Where the money was spent
In 2012, expenditure for Non Blood Humanitarian Services was $376.2 million, with 76% of expenditure invested in delivery of Red Cross programs. Expenditure rose from 2011 in direct response to community need and in line with increases in government funding.
Fundraising costs amounted to $15.9 million (4% of total expenditure). This includes all costs associated with fundraising income, administering Emergency Appeals and soliciting non-cash gifts that, in accordance with organisational policy, are not recognised in the accounts.
Cost of administration was 6% of total expenditure in 2012 (7% in 2011). Administration includes essential support costs critical to the everyday running of the organisation.
Commercial costs relate to the sale of goods, workforce training and employment services to job seekers, including those with disabilities or a social disadvantage.
Our everyday work
89% of program expenditure was spent on our everyday humanitarian work, which aims to address disadvantage across Australia and overseas.
$225.3 million was spent here in Australia, accounting for 79.2% of program expenditure.
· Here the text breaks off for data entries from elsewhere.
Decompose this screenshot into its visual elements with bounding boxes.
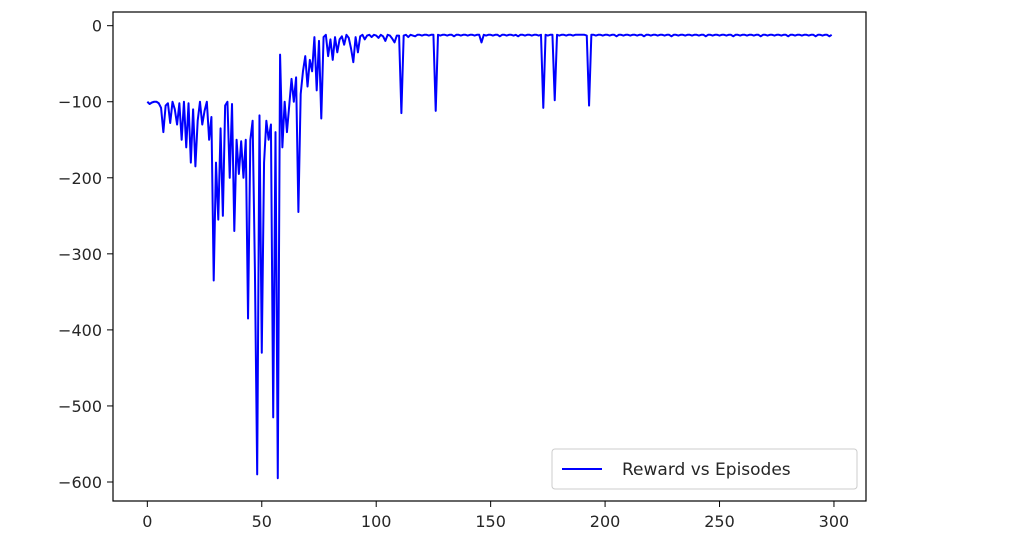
y-tick-label: −300 [58, 245, 102, 264]
y-tick-label: −400 [58, 321, 102, 340]
x-tick-label: 150 [475, 512, 506, 531]
legend-label: Reward vs Episodes [622, 460, 791, 480]
y-tick-label: −200 [58, 169, 102, 188]
series-line-reward-vs-episodes [146, 33, 833, 480]
axes-layer: 0 50 100 150 200 250 300 0 −100 −200 −300 −400 −500 −… [58, 11, 867, 531]
x-tick-label: 50 [252, 512, 272, 531]
legend-box [551, 448, 858, 490]
y-tick-label: −500 [58, 397, 102, 416]
series-layer [146, 33, 833, 480]
x-tick-label: 300 [819, 512, 850, 531]
legend: Reward vs Episodes [551, 448, 858, 490]
x-tick-label: 200 [590, 512, 621, 531]
x-tick-label: 100 [361, 512, 392, 531]
y-tick-label: −100 [58, 93, 102, 112]
y-tick-label: −600 [58, 473, 102, 492]
x-tick-label: 0 [142, 512, 152, 531]
y-tick-label: 0 [92, 17, 102, 36]
axes-frame [112, 11, 867, 502]
x-tick-label: 250 [704, 512, 735, 531]
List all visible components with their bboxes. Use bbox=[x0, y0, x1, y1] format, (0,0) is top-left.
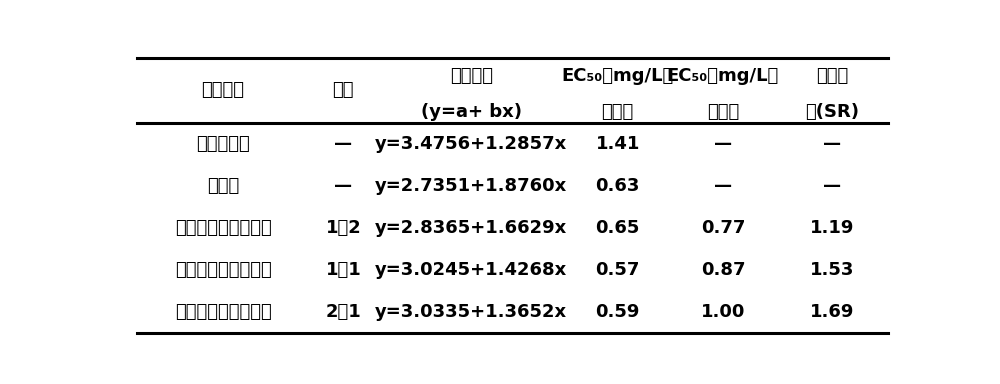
Text: y=2.7351+1.8760x: y=2.7351+1.8760x bbox=[375, 177, 567, 195]
Text: —: — bbox=[714, 177, 732, 195]
Text: 1.69: 1.69 bbox=[810, 303, 854, 321]
Text: —: — bbox=[823, 134, 841, 152]
Text: 供试药剂: 供试药剂 bbox=[202, 81, 245, 99]
Text: 吗唑醜菌酩：氟菌唑: 吗唑醜菌酩：氟菌唑 bbox=[175, 261, 271, 279]
Text: 0.57: 0.57 bbox=[596, 261, 640, 279]
Text: (y=a+ bx): (y=a+ bx) bbox=[421, 103, 522, 121]
Text: 2：1: 2：1 bbox=[325, 303, 361, 321]
Text: 理论值: 理论值 bbox=[707, 103, 739, 121]
Text: 0.87: 0.87 bbox=[701, 261, 745, 279]
Text: 吗唑醜菌酩：氟菌唑: 吗唑醜菌酩：氟菌唑 bbox=[175, 219, 271, 237]
Text: y=2.8365+1.6629x: y=2.8365+1.6629x bbox=[375, 219, 567, 237]
Text: 增效比: 增效比 bbox=[816, 67, 848, 85]
Text: 0.77: 0.77 bbox=[701, 219, 745, 237]
Text: EC₅₀（mg/L）: EC₅₀（mg/L） bbox=[562, 67, 674, 85]
Text: 1.00: 1.00 bbox=[701, 303, 745, 321]
Text: —: — bbox=[823, 177, 841, 195]
Text: 观察值: 观察值 bbox=[602, 103, 634, 121]
Text: EC₅₀（mg/L）: EC₅₀（mg/L） bbox=[667, 67, 779, 85]
Text: y=3.4756+1.2857x: y=3.4756+1.2857x bbox=[375, 134, 567, 152]
Text: 回归方程: 回归方程 bbox=[450, 67, 493, 85]
Text: 0.63: 0.63 bbox=[596, 177, 640, 195]
Text: —: — bbox=[714, 134, 732, 152]
Text: 1.41: 1.41 bbox=[596, 134, 640, 152]
Text: 1.53: 1.53 bbox=[810, 261, 854, 279]
Text: 配比: 配比 bbox=[333, 81, 354, 99]
Text: y=3.0335+1.3652x: y=3.0335+1.3652x bbox=[375, 303, 567, 321]
Text: 1：1: 1：1 bbox=[325, 261, 361, 279]
Text: 0.59: 0.59 bbox=[596, 303, 640, 321]
Text: y=3.0245+1.4268x: y=3.0245+1.4268x bbox=[375, 261, 567, 279]
Text: 値(SR): 値(SR) bbox=[805, 103, 859, 121]
Text: 1.19: 1.19 bbox=[810, 219, 854, 237]
Text: —: — bbox=[334, 134, 352, 152]
Text: 氟环唑: 氟环唑 bbox=[207, 177, 239, 195]
Text: —: — bbox=[334, 177, 352, 195]
Text: 0.65: 0.65 bbox=[596, 219, 640, 237]
Text: 吗唑醜菌酩: 吗唑醜菌酩 bbox=[196, 134, 250, 152]
Text: 吗唑醜菌酩：氟菌唑: 吗唑醜菌酩：氟菌唑 bbox=[175, 303, 271, 321]
Text: 1：2: 1：2 bbox=[325, 219, 361, 237]
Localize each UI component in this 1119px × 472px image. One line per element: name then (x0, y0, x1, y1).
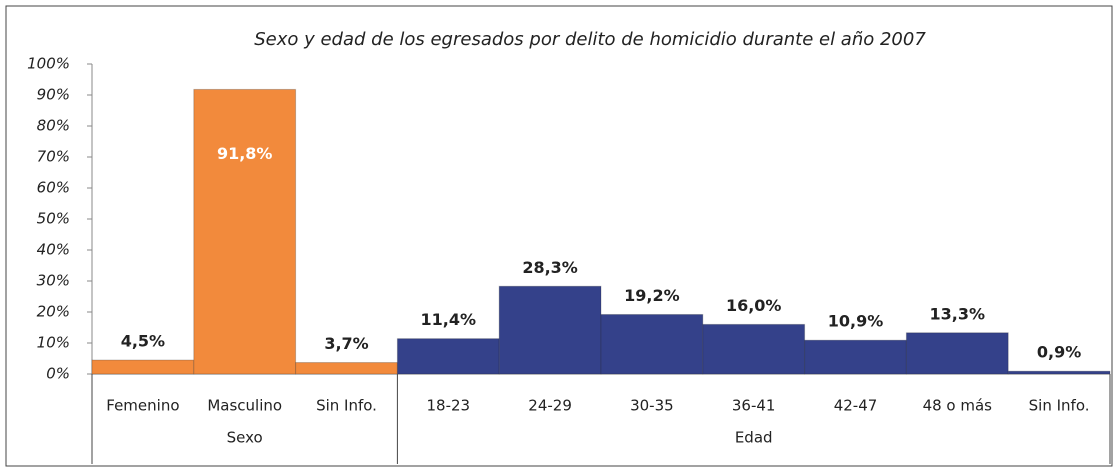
bar (396, 338, 500, 375)
x-tick-label: 48 o más (923, 397, 993, 415)
y-tick-label: 10% (37, 334, 70, 352)
y-tick-label: 70% (37, 148, 70, 166)
data-label: 3,7% (324, 334, 368, 353)
y-tick-label: 60% (37, 179, 70, 197)
data-label: 0,9% (1037, 343, 1081, 362)
data-label: 19,2% (624, 286, 680, 305)
group-label: Sexo (227, 429, 263, 447)
y-tick-label: 50% (37, 210, 70, 228)
x-tick-label: 30-35 (630, 397, 674, 415)
bar (193, 88, 297, 375)
y-tick-label: 80% (37, 117, 70, 135)
data-label: 10,9% (828, 312, 884, 331)
data-label: 13,3% (930, 304, 986, 323)
y-tick-label: 40% (37, 241, 70, 259)
y-tick-label: 30% (37, 272, 70, 290)
bar (1007, 370, 1111, 375)
x-tick-label: Femenino (106, 397, 179, 415)
bar (295, 362, 398, 375)
data-label: 91,8% (217, 144, 273, 163)
y-tick-label: 100% (27, 55, 70, 73)
bar (905, 332, 1009, 375)
x-tick-label: 36-41 (732, 397, 776, 415)
x-tick-label: 24-29 (528, 397, 572, 415)
x-tick-label: 18-23 (427, 397, 471, 415)
bar (804, 339, 907, 375)
chart-frame (5, 5, 1113, 467)
y-tick-label: 0% (46, 365, 70, 383)
y-tick-label: 90% (37, 86, 70, 104)
data-label: 11,4% (421, 310, 477, 329)
x-tick-label: 42-47 (834, 397, 878, 415)
y-tick-label: 20% (37, 303, 70, 321)
bar (91, 359, 195, 375)
x-tick-label: Sin Info. (316, 397, 377, 415)
bar (600, 313, 704, 375)
data-label: 16,0% (726, 296, 782, 315)
x-tick-label: Sin Info. (1029, 397, 1090, 415)
chart-title: Sexo y edad de los egresados por delito … (254, 29, 926, 50)
bar (498, 285, 602, 375)
data-label: 4,5% (121, 332, 165, 351)
data-label: 28,3% (522, 258, 578, 277)
group-label: Edad (735, 429, 773, 447)
bar (702, 323, 806, 375)
x-tick-label: Masculino (207, 397, 282, 415)
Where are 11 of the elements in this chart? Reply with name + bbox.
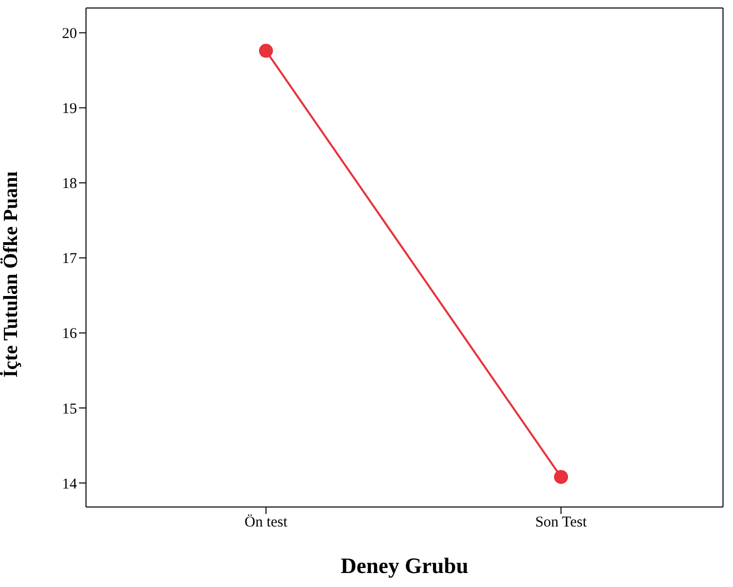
y-tick-label: 17 (62, 251, 78, 268)
y-tick-label: 19 (62, 101, 77, 118)
y-tick-label: 16 (62, 326, 78, 342)
y-tick-label: 20 (62, 26, 77, 42)
y-tick-label: 15 (62, 401, 77, 418)
y-tick-label: 18 (62, 176, 77, 192)
y-axis-title: İçte Tutulan Öfke Puanı (0, 170, 22, 378)
x-tick-label: Son Test (535, 514, 588, 531)
x-axis-title: Deney Grubu (340, 553, 468, 578)
x-tick-label: Ön test (244, 514, 288, 531)
y-tick-label: 14 (62, 476, 78, 492)
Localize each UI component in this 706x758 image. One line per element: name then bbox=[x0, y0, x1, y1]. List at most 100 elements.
This primarily went towards our everyday work helping people in the community.
There were no major disasters in 2012, resulting in lower donation levels overall, but recovery work continued in response to disasters that occurred in previous years. Disaster and emergency expenditure accounted for 11.1% of program expenditure this year. The majority of international expenditure was attending to disasters, such as the 2011 Earthquake and Tsunami in Japan. A total of $0.5 million was disbursed to the Victorian Flood Appeal Trust account and was the only domestic disaster expenditure.
Where the program money was spent
Program expenditure (excluding Blood Service) was $283.8 million, an increase of 47% from 2011. Red Cross humanitarian work is defined according to seven key priority areas. The majority of expenditure was for a range of health and welfare services designed to assist people impacted by migration. This expansion was a direct result of changes to Government policy and accounted for 45.6% of program expenditure, up from 19% in 2011.
The Social Inclusion priority area also increased due to a realignment of services and growth of homelessness programs. Expenditure increased for International Aid and Development activities funded by a partnership agreement with AusAID.
The Other category includes expenditure for programs that have been deemed critical to service provision in local communities, but don’t fall into one of the seven priority areas.